Jimbo and his friend from Boston encounter cross-cultural challenges in Portland.
When I was in Peace Corps during training before we were assigned to our posts, we were given some instruction
dealing with cross-cultural issues we might have in a country on the other side of the planet from where we grew up. We were told that we would experience a cycle of adjustment
, which included initial euphoria, an equal portion of culture shock, followed by decreasing cycles of adjustment and shock. I’ve found that training helped adjust to new workplaces, new homes with roomates, and of course moving to new cities.
We can assume my initial euphoria with being in a new place has ended by now. I have my ups and downs on a weekly basis but having lived here in Portland in 1995 has probably lessened the extremes somewhat. The cultural training also helped me observe differences between coastal cultures as well, which sometimes helps when I find myself frustrated with people here. I’m not saying I’m angry all the time, but little interactions come up on occasion where I find myself confused about how people work here. But I’m learning.
I went on a date (yes I go on dates now!) a month ago with a guy who used to live in Boston, which is a bit more extreme east coast culture than DC. But we both agreed to having some struggle with the way things go in Portland. I tried to frame how we see things here this way in a conversation with him: people from the larger cities on the east coast consciously or unconsciously learn to mind other people’s space, because there is less space for people in the densely populated cities of the east coast. If nobody in New York City minded other peoples’ space, there would be even more cranky people in New York. New York works because people learn to mind each others’ space.
Take for example a crowded locker room in a city gym. On the east coast people will keep their stuff in a smaller pile on the bench, so other people can put their stuff down too. They don’t think about it, they just do it. At my new gym in an even smaller locker room, one guy will spread all his stuff on the bench, and I’m pretty sure he’s completely unaware that nobody else can put their stuff on the bench and not on the nasty floor. And even with three other people in the locker room who need the bench to change clothes, the one guy doesn’t move his stuff to accomodate other people. It happens on a regular basis.
This applies to all sorts of things, like training your dog not to bark all the time or cleaning after the dog on the sidewalk. And resolving conflicts. People here don’t communicate well when they perceive a conflict, so they avoid conflict altogether. On the east coast they are better at voicing something that bothers them, which can be perceived on the west coast as “rude.” In more compact living environments, people learn to resolve conflicts by communicating. They haven’t learned that here in Portland. And I’ve probably been perceived as “rude” already.
There may be a politeness factor involved this close to Canada. Maybe people are too polite to voice conflicts. I think it’s from differences in population density. Just a theory.
I perceive drivers here as too polite, often to the point of endangering themselves in order to drive politely. If I’m at an intersection on foot where a driver has no stop sign and he has the right of way, they’ll often stop for the pedestrian even if the pedestrian does not have a crosswalk. I perceive this as potentially dangerous for the driver. But I will learn to expect this and just cross to be polite to the driver I guess.

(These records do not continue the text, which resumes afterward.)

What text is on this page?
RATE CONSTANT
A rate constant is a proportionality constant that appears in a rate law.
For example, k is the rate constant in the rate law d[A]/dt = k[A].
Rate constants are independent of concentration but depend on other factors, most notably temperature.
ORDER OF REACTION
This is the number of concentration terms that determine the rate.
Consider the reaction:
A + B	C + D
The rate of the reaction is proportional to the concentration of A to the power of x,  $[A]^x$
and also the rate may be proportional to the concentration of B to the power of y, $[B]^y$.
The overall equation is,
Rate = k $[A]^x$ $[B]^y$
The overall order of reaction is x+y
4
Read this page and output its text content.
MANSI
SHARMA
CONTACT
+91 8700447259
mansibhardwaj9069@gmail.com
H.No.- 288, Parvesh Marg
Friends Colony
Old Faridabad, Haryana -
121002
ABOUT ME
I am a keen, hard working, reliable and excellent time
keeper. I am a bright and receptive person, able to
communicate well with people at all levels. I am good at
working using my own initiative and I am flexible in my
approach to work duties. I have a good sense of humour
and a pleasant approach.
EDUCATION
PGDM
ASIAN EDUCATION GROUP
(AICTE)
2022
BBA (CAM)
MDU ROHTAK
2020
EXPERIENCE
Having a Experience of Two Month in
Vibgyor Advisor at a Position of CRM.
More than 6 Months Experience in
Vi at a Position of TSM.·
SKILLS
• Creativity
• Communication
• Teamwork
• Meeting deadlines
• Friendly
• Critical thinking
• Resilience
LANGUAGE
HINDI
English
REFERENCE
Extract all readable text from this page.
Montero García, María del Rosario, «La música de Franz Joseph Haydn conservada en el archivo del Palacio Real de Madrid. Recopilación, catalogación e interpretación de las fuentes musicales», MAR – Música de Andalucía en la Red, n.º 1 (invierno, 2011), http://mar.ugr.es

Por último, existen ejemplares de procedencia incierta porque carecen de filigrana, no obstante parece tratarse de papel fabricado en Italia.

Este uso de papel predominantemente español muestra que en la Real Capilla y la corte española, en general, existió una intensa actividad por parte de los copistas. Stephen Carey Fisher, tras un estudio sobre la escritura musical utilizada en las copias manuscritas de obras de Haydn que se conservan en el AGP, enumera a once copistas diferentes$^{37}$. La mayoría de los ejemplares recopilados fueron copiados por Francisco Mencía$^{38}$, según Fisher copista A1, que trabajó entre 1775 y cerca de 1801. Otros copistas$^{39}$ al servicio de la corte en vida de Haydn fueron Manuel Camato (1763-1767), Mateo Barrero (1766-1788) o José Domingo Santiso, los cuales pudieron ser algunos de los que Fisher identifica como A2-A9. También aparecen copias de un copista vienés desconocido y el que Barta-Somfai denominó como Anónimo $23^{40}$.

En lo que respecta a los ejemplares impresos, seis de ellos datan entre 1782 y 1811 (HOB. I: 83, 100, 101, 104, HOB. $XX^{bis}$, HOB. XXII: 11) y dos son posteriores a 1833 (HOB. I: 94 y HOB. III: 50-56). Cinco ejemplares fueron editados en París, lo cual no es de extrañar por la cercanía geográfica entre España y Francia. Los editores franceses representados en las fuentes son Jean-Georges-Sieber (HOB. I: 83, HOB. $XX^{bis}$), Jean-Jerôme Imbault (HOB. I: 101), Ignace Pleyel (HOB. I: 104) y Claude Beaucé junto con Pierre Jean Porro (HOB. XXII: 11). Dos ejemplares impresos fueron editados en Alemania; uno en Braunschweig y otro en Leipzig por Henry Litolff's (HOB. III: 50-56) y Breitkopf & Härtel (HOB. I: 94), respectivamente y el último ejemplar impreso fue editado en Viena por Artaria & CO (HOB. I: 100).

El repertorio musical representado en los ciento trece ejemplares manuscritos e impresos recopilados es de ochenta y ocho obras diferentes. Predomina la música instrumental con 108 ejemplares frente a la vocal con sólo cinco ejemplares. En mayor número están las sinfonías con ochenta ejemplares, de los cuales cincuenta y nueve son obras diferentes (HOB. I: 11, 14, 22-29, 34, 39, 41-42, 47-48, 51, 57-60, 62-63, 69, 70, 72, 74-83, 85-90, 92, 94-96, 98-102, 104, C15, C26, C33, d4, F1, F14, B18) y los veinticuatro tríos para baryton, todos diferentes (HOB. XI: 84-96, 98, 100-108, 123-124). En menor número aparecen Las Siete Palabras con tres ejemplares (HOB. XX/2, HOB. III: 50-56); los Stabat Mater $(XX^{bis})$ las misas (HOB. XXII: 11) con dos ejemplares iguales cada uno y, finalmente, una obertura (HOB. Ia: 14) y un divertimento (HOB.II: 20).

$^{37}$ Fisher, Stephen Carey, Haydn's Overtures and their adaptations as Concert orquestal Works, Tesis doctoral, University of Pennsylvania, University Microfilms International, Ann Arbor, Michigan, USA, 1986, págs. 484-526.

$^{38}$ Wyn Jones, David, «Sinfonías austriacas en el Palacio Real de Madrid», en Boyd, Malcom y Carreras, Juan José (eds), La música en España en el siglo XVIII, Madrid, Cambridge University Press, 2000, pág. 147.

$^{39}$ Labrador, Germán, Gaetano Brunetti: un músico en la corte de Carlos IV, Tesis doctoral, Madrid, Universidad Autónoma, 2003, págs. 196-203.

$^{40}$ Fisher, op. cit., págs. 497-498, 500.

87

When I’m out and chatting with people I’ve heard some interesting west coast perceptions of people from DC. The conversations went like this:
Me: I just moved here in September from DC.
Him: Oh, did you work for the government?
Him: Oh but you can’t talk about it. (smirks)
Well I can talk about it, but I won’t bore you about how I did public outreach on an equine STD eradication team. Or that I wrote Q&A documents on invasive fruit flies. It leads to too many awkward conversations about equine STD treatments or the science of how ripening fruit rots. You don’t really want to hear that, do you?
For the record, anyone from DC who tells you they can’t talk about what they do probably spend their time photocopying or filing and don’t want to talk about it. Those who truly can’t talk about what they do have a short pitch like “I do policy work.”
The other strange perception is of gays in DC. When I mention I moved from DC people here have said, “Oh, are all the gays closeted conservative Republicans?” No. Most of them are flaming liberal Democrats, but there are some Republicans, but not all of them are closeted. There are a few flaming gay conservatives who are out, but most of the people I knew were out all over the place. Of course there are a few deeply closeted cases, or semi-closeted gays who work for deeply conservative politicians, but I knew some guys who were out and still worked for these people. I guess there are all kinds of gays in DC, but they’re not all closeted Republicans for the record.
I think I did pick up a few east coast cultural habits without knowing it and brought them here to Portland with me. One strange one I see that makes me stick out a bit is public singing. In the neighborhoods I lived in, or in the deeply African-American Prince George’s County where I commuted and worked in for many years, people were unafraid of singing or humming aloud on the street or in the Metro. Mostly hip-hop but other styles of music too while they were listening to their headphones or iPods. It rarely bothered me, and at some point I guess I started doing it myself. I get strange looks here when I break out a verse in the gym or on the street, and notice that no one else here seems to sing publicly. This is one habit I think I will try to maintain despite cultural differences.